Gute Frage. Ich wäre nicht zurückgekommen, wenn ich das Angebot nicht gehabt hätte. Gereizt hat mich die Arbeit mit Rafael Sanchez, den ich schon ein wenig gekannt hatte, und mit Barbara Weber – zwei junge Leute an einem kleinen Haus. Der Stadttheaterbetrieb ist nicht so meins. Ein kleines Rad in einem solch grossen Apparat zu sein liegt mir nicht. Aber aus Berlin bin ich nur schweren Herzens weg. Ich war verliebt in die Stadt.

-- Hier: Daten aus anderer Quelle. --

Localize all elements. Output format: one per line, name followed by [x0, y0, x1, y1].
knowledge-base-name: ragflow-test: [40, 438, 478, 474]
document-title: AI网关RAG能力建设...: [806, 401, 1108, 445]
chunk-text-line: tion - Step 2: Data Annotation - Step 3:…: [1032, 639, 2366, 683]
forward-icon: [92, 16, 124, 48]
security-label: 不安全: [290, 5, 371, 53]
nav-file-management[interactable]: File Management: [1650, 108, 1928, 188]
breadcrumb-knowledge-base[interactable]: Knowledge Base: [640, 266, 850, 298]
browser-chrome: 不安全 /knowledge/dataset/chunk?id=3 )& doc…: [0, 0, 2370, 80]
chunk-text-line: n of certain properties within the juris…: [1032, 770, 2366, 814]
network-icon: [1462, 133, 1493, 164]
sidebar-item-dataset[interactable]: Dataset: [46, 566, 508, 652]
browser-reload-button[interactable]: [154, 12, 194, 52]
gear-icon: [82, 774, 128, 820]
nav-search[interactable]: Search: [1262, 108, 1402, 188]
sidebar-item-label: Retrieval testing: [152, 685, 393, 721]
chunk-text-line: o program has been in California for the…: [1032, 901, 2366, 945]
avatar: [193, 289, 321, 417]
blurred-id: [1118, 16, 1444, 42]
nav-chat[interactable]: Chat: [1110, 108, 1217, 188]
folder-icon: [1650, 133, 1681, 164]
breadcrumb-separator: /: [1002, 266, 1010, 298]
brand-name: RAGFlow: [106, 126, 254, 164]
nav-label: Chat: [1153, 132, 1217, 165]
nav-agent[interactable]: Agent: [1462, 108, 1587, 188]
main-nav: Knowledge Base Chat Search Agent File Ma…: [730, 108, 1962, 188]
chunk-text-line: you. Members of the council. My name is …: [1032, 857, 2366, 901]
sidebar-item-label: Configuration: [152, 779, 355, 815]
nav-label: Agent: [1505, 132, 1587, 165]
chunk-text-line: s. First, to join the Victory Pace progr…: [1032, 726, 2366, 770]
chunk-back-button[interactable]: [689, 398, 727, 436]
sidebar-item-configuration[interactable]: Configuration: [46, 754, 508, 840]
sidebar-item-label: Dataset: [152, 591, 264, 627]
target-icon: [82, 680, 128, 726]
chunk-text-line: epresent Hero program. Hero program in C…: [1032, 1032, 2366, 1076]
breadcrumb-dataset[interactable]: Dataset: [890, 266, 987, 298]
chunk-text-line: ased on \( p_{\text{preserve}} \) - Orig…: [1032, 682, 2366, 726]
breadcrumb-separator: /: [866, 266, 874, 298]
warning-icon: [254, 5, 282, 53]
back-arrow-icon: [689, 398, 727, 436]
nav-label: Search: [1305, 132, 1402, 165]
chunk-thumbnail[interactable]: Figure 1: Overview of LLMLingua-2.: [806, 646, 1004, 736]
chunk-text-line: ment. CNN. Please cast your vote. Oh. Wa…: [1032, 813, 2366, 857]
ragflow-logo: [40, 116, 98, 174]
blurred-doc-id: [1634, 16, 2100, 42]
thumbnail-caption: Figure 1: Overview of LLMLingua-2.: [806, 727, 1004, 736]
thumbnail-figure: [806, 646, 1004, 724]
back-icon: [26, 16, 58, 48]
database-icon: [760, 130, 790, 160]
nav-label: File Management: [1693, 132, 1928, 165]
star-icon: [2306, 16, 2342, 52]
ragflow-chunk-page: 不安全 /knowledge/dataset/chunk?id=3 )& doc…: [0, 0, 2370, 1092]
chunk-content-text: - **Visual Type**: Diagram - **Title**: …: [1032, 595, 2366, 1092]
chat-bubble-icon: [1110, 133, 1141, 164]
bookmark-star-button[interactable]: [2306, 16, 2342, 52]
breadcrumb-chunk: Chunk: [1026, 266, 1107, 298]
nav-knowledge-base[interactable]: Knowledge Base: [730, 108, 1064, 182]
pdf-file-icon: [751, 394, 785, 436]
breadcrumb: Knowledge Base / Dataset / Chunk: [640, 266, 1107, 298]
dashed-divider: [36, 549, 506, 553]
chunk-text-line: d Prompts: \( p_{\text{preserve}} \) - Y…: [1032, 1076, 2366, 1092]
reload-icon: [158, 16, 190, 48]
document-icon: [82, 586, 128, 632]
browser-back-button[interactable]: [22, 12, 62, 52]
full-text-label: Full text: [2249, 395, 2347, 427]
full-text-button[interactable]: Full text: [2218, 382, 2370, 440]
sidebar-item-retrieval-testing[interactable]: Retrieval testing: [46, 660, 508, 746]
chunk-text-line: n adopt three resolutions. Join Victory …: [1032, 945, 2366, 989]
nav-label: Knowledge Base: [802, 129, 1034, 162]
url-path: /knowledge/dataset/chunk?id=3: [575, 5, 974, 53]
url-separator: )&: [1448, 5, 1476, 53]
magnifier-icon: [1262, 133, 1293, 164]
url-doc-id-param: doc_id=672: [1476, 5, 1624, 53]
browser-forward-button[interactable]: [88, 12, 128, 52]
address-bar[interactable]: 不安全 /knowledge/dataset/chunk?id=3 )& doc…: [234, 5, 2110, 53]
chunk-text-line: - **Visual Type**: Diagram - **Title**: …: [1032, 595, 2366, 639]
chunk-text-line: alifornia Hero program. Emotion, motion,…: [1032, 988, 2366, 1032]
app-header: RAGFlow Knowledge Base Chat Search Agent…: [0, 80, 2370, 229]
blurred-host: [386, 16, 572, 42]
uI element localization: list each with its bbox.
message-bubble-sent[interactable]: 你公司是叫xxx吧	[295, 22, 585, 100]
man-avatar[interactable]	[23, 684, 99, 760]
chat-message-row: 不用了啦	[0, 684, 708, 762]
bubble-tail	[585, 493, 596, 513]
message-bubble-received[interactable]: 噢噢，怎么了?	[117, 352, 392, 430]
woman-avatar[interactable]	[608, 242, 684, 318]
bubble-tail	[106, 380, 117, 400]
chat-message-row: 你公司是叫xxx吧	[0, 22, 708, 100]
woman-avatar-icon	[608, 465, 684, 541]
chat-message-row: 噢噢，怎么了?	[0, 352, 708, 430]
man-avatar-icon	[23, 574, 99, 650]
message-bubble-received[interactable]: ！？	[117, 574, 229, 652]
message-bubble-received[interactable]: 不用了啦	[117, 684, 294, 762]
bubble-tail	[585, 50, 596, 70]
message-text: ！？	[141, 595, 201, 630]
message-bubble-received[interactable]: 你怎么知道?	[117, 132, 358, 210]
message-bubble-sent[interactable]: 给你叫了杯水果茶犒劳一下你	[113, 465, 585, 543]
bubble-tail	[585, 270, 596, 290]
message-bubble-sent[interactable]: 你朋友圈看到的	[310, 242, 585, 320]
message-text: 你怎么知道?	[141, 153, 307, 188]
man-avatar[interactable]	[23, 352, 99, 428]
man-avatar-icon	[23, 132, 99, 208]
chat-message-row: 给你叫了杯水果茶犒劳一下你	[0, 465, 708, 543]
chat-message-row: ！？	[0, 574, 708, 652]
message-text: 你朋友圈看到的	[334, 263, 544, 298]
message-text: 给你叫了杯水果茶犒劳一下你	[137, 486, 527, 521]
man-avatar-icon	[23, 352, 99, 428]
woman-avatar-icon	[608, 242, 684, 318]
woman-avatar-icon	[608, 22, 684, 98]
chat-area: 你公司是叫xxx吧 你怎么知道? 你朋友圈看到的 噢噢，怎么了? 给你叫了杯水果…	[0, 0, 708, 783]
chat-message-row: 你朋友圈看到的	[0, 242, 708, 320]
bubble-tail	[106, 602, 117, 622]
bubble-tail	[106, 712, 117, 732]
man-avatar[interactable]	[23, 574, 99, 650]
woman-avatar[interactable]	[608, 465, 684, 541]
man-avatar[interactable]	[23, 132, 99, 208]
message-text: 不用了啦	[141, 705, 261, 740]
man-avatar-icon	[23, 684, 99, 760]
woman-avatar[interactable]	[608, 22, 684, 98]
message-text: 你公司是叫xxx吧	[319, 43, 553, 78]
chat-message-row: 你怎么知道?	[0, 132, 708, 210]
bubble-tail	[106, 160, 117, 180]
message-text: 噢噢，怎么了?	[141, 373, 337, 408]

Und in meine Freundin, mit der ich dort vier Jahre zusammen gelebt habe und die weiterhin dort wohnt.
Viele Schweizer Kulturschaffende machen diese Bewegung; das kenne ich auch von mir. Geht es darum, sich zuerst im so genannten grossen Kanton zu beweisen? Oder geht die Anziehungskraft alleine von der Stadt Berlin aus?
Berlin ist eine Insel. Die Stadt ist wie keine andere in Deutschland. Man spürt den Puls der Zeit. Berlin ist in stetigem Umbruch, was sich auch in der Theaterlandschaft widerspiegelt. Auch vom Theater her ist es genial dort. Man kann sich so viel reinziehen wie an kaum einem anderen Ort – das ist bereichernd und macht Spass. Das Publikum dort hat schon viel gesehen. Es ist an sich experimentierfreudiger, genauso wie auch das Theater. Es hat schon viel erlebt und gesehen. In Berlin bezahlt man viel eher seine zehn Euro und geht einfach mal so ins Theater, egal ob es dann schlecht ist oder nicht. In Zürich wollen die Leute etwas sehen für ihre vierzig Franken. Sie wollen sagen können: Es hat sich gelohnt. In Berlin ist es viel selbstverständlicher, ins Theater zu gehen und sich überraschen zu lassen. Aber auch Zürich hat mittlerweile für mich wieder seinen Reiz. In Zürich ist vieles nur Fassade, vieles läuft nur im Geheimen ab, aber hinter der Fassade … Die Brüche sind hier härter. Man muss sich nur mal die Langstrasse anschauen, das ist ziemlich krass, was da abgeht. In Berlin fliesst alles viel mehr, lustigerweise.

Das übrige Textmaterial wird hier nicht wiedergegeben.